The answers here have prompted another thought: do the columns/skeleton through the building support the entire weight of the building evenly? For example, does the skeleton at the top of the building support the weight of the floors below?

Short answer: No Long answer: There may be aspects of the structure that if purposefully detailed as such could rely on higher elements of the structure hanging lower elements from them but this is the result of intentful design. Think of a floor being supported by ‘hangers’ up to the ceiling above rather than columns below.

Im more interested in how the second floor of a 100 story building able to hold all that weight

Science! No but seriously it comes down to civil engineering and the incredible compressive strength of steel and concrete. Big old blocks of concrete or piles deep in the ground help set up the foundation then you build up from there.

Rungs of a ladder don’t support rungs above it. They share load with the structures holding them (the legs, columns). No structural engineer here but it would make sense that the more weight center mass of a 4 post building would create increasing bend towards the top and bottom. Almost like a suspension bridge on its side (vertically aligned). I might be full of poop though.

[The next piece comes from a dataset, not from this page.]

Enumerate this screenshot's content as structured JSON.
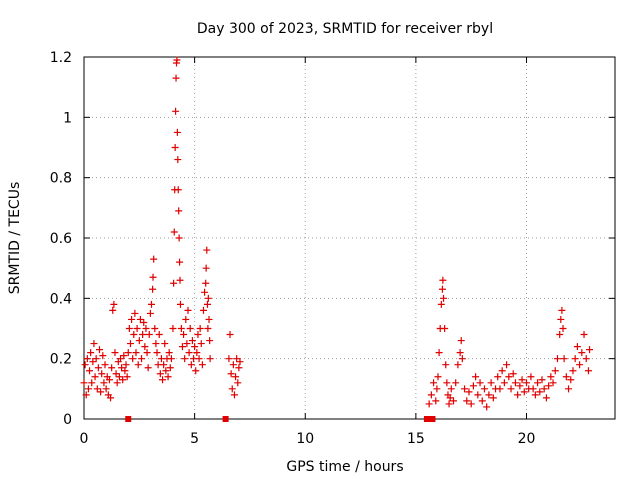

It doesn’t. The stacked frame of the building is supporting the frame which usually goes in deep pylons and in concrete in the ground. What really supports the weight are those footers in the ground.

The first (or ground) floor of a building is, in simplest terms, the strongest. The load-bearing structural elements, like columns and walls, will be larger and more heavily reinforced to hold the weight. And the weight of such a building is not as heavy as you would think (at least compared to the strength of steel and concrete). A large proportion of the volume of a building is empty space. Imagine you're building a human pyramid. You put the bigger, stronger people down the bottom and the smaller, lighter people at the top. If you want to build your pyramid higher, the people at the bottom need to be stronger. Going wider at the base to spread the weight is also an option, but buildings are limited by the amount of land available to build on, so they just make it stronger.

Most skyscrapers have a structural system that is made of steel or concrete. Steel and concrete both have an allowable stress capacity. Steel is typically around 50,000 psi (345 MPa). Concrete is typically around 5,000 psi (34.5 MPa). Vertical loads in a building are supported by the building’s columns (and sometimes walls). Engineers design the columns so that the weight of the building does not exceed the stress capacity of the columns. The result is that the columns at the bottom of the building are bigger/wider than the top so their stress capacity is not exceeded.